Walk 52 – Square Séverine

René Joly (Accordeon)
1 Sq. d’Amiens, 75020 Paris, France

René Joly started playing the accordion with Raymond Gazave, creator of the Conservatoire d’accordéon de Paris. With Robert Deligny and Camille Quinzin he formed the Trio Musette de Paris, releasing many records in the 1950s and 60s. During his military service in Morocco he worked in the Radio Maroc orchestra where he met Martial Solal, and later worked as an arranger for Yvette Horner and Émile Prud’homme. As an accordionist, you can hear him in the numerous film scores composed and conducted by Georges Delerue.

Jean Paulhac (poète)
209 Bd Davout, 75020 Paris, France

Jean Paulhac started his working life as a PE teacher before publishing his first novel Le Chemin de Damas in 1952. A year later he would serialise his sophomore novel, Nous n’avons pas demandé à vivre, in Témoignage chrétien, the Christian-inspired newspaper published during the German Occupation by the French Interior Resistance movement. He went on to publish more than 10 novels in his own name and in his pseudonym Jean Dorcino. He wrote around twenty radio plays (performed by François Perrier on Europe 1), Le commissaire mène l’enquête, and Un bruit de gêpes, a fantastic novel published by Denoël in 1957, which became a cult book and was republished in 2007 by Cavalier Vert. Paulhac began studying psychology in the 1970s and opened a private practice in Paris.

Luis Machaco (CHANTEURS ET CHANTEUSES)
158 Bd Davout, 75020 Paris, France

Luis Machaco was one of the many popular bandleaders on the Parisian Tango scene of the 1950s and 60s. A favourite on the radio airwaves of France, he also released a number of EPs, mostly on the Disques Festival label. An allrounder for any dance situation his repertoire included all the mid century favourites: Calypso, Tango, Baião, Rumba, Bolero.
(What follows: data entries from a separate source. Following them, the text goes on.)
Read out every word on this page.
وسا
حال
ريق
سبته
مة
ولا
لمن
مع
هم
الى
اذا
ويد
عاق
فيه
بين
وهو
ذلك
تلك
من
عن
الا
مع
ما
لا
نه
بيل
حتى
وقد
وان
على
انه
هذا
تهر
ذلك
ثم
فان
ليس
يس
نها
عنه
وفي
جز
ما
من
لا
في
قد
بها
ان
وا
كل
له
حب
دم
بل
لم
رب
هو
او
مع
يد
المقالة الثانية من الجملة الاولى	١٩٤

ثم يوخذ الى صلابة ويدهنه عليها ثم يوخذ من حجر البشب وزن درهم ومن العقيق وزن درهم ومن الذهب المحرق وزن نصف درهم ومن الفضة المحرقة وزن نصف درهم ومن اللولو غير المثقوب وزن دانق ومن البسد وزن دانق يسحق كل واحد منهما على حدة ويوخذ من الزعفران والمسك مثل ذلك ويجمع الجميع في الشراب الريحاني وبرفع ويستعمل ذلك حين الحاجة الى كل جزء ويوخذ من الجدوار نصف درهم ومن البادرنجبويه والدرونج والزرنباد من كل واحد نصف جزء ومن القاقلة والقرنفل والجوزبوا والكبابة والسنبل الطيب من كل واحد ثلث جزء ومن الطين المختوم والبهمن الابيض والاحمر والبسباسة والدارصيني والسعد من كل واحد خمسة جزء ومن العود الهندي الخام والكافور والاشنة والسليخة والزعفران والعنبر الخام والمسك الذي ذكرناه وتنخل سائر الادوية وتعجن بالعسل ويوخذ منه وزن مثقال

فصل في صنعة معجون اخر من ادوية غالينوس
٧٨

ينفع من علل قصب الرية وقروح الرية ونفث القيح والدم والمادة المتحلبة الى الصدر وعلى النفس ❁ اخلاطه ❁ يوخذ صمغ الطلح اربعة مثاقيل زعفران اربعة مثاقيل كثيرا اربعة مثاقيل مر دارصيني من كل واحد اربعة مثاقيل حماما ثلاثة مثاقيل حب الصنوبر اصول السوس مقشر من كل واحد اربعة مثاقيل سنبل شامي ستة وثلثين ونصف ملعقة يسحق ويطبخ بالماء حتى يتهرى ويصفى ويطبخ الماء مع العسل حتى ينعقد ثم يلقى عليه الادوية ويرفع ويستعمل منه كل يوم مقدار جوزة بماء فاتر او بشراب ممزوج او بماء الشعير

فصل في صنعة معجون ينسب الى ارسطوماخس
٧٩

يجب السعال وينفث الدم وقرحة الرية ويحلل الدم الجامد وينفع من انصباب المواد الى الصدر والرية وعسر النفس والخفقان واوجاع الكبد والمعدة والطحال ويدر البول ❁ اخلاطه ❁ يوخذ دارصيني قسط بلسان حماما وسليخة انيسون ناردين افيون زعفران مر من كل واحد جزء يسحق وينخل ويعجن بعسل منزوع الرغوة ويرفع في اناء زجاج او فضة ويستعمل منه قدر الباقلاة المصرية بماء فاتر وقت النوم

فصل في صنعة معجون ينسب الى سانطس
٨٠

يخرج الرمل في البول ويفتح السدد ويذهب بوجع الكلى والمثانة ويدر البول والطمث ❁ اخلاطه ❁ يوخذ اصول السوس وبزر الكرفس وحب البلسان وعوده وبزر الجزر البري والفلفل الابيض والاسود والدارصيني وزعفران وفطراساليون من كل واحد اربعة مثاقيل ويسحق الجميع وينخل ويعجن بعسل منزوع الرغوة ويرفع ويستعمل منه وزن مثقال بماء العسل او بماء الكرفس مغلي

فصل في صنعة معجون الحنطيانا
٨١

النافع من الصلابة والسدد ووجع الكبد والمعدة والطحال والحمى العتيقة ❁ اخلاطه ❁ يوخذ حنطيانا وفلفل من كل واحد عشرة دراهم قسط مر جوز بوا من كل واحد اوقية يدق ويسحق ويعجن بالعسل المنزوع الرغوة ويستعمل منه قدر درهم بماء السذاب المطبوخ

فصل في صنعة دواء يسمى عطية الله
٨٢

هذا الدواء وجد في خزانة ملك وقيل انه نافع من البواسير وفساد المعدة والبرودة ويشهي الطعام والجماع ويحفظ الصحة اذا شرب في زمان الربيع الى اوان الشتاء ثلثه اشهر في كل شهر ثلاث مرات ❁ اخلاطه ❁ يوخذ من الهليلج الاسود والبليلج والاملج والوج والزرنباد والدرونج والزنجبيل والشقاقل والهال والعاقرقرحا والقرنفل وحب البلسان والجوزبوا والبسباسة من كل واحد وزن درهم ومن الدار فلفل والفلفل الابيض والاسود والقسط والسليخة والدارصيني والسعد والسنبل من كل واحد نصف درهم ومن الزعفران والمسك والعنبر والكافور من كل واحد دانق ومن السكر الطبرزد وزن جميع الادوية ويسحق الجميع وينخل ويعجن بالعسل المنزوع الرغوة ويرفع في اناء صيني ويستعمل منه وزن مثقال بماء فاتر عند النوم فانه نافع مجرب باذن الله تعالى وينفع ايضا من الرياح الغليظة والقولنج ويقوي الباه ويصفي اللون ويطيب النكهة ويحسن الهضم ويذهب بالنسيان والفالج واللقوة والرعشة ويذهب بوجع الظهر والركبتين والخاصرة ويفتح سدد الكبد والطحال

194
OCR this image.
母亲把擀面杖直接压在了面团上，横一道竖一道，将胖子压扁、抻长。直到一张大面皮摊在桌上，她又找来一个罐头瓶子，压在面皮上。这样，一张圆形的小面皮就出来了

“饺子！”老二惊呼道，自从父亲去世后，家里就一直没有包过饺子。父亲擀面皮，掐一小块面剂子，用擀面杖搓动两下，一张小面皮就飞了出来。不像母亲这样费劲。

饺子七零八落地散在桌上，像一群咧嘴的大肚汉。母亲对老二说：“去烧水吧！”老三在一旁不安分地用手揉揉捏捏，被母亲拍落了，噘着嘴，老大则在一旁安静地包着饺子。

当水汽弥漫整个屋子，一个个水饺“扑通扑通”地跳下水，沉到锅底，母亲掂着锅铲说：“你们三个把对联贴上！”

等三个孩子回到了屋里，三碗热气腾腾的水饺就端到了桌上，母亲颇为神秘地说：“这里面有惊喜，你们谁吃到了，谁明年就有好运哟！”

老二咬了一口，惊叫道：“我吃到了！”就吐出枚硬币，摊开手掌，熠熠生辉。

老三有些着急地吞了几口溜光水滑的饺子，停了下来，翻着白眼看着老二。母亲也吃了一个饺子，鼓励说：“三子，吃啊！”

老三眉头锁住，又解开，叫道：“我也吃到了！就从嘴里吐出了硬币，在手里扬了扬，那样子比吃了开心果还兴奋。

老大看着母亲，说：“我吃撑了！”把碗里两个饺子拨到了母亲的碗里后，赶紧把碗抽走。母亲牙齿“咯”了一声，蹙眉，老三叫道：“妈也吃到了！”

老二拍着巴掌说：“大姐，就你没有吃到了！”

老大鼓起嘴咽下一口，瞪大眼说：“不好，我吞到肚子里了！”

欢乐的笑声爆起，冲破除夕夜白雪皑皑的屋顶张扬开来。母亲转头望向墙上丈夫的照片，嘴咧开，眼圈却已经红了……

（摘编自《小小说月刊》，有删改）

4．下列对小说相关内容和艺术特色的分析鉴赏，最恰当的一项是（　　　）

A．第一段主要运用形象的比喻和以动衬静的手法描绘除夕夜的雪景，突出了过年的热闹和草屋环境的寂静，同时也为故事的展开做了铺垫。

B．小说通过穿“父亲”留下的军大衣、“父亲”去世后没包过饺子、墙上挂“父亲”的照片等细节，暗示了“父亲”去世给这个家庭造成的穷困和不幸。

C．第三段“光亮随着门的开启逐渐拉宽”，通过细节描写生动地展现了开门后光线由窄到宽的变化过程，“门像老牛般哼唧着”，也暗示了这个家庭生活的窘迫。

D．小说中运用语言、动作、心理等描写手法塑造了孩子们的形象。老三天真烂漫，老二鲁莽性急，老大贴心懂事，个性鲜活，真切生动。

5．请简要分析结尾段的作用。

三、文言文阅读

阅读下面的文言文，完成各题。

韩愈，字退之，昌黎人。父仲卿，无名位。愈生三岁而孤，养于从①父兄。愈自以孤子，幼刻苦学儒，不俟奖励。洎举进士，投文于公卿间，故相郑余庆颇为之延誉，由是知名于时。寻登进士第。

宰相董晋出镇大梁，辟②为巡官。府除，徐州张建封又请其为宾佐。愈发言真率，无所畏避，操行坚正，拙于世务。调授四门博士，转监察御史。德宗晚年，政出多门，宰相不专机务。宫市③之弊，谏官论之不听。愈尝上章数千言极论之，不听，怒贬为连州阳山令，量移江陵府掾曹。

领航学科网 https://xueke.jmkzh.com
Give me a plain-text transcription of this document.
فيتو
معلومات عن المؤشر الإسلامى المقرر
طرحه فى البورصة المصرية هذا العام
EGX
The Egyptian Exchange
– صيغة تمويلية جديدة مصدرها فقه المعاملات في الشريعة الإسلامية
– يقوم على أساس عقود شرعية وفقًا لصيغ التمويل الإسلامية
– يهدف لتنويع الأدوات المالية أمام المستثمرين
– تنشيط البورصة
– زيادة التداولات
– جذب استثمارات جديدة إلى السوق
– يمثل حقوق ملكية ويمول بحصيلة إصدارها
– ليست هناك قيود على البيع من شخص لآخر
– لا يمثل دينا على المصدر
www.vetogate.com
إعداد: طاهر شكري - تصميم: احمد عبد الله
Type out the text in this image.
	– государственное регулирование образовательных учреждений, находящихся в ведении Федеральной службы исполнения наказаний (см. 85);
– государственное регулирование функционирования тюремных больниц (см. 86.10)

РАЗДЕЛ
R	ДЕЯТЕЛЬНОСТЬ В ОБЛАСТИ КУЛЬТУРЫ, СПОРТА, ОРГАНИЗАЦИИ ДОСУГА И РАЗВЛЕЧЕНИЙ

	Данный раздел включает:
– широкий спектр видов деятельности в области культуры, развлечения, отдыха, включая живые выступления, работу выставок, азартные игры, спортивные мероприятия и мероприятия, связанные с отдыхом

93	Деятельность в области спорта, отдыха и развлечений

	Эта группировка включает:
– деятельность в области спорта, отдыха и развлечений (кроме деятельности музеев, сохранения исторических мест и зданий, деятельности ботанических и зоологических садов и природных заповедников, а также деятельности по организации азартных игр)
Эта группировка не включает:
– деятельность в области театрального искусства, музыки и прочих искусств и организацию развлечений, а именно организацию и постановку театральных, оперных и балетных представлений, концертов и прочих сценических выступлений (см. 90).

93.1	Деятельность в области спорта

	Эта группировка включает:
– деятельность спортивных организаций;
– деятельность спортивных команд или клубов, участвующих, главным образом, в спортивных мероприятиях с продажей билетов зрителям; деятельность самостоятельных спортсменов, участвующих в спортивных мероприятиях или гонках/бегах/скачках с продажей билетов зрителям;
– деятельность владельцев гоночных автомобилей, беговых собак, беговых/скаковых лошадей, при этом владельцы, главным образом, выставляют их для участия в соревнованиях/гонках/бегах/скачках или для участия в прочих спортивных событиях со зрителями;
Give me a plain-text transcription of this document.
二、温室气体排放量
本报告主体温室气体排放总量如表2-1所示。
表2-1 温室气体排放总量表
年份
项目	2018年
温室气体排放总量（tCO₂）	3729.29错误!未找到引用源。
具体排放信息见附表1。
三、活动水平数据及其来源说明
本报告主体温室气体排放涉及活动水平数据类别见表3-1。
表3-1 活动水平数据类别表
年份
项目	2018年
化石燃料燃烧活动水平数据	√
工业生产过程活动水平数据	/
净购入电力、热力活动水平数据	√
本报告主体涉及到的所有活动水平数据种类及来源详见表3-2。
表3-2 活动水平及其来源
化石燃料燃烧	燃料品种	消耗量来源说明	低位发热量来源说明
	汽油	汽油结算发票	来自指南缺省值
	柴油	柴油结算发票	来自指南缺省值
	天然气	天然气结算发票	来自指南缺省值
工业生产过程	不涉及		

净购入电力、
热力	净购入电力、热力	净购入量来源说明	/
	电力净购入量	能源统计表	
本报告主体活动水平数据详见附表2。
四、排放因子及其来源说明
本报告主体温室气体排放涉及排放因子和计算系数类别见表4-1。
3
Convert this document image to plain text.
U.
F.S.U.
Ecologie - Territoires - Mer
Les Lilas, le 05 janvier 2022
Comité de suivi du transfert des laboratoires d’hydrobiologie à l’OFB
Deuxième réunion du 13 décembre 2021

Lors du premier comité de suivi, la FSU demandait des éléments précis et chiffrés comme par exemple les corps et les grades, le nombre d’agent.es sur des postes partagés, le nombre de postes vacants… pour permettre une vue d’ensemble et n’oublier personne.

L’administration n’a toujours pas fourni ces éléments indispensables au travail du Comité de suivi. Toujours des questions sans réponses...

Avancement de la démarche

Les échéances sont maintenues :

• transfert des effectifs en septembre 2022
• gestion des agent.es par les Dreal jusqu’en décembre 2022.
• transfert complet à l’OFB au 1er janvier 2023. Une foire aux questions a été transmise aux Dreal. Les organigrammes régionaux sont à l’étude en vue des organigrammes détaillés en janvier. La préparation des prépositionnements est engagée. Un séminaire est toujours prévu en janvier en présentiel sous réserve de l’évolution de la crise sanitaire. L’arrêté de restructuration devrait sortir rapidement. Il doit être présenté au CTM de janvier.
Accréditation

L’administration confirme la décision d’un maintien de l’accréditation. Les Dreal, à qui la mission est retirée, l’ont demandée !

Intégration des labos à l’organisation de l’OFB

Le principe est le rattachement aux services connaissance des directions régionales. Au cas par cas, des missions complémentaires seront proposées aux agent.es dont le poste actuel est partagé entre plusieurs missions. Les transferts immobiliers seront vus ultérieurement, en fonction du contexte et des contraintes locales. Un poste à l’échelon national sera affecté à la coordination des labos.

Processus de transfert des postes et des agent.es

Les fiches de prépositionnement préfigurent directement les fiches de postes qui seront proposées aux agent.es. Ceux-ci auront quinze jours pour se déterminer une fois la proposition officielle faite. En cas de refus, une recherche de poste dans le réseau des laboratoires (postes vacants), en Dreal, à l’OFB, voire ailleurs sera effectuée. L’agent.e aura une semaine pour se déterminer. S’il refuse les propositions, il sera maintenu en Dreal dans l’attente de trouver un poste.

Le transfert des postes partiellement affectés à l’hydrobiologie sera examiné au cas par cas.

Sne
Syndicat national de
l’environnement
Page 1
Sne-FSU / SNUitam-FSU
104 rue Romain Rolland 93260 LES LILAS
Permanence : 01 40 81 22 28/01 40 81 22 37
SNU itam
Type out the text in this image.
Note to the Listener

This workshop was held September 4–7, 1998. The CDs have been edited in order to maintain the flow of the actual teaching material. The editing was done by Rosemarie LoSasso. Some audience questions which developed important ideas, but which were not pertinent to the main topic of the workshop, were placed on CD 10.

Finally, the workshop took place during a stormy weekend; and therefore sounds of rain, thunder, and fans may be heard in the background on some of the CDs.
As a talented composer his songs were recorded by artists such as Pépé Alvarido, Rudy Hirigoyen and Rico Truxillo as well by eager amateurs, who bought one of the many song sheets published in his name.

Christian Arabian (CHANTEURS ET CHANTEUSES)
8 Rue Louis Ganne, 75020 Paris, France

Singer Christian Arabian was hot property in the 1960s, not because of his short lived solo career but for his song-writing abilities. He released a handful of EPs in his own right between 1965-1967, and one album, all on the Disques Festival label. It is his skill as a songwriter that has lived on in the hearts of the French public. Arabian wrote songs for a whole bevy of popular Chanson beauties, including Pia Colombo, Christine Delaroche, Isabelle Aubret, Caterina Valent, and perhaps the queen of them all, Brigitte Bardot. Of course he worked with many of their male counterparts during the 1960s and 70s, especially Gérard Lenorman and Henri Seroka. He even adapted Cat Stevens for Alain Bashung’s rare 1971 gem Du Feu Dans Les Veines.

Jacques Deschamps (COMÉDIENS)
6 Rue Joseph Python, 75020 Paris, France

Although actor Jacques Deschamps had a modest career in film, TV and theatre he is considered one of the titans of the dubbing suite in France. His voice will be forever associated with Hollywood’s biggest stars, and in some of the most iconic movies of the 20th Century. Deschamps was the voice of Clint Eastwood (A Fistful of Dollars, And for a few dollars more, The Good, the Bad and the Ugly, Hang Them High), Peter Boyle (Taxi Driver, Jack Lemmon, Walter Matthau, and he even dubbed the voice of Richard Nixon in Good Morning, Vietnam. In total he worked on approximately 400 films, including animated titles for Disney, such as The Little Mermaid.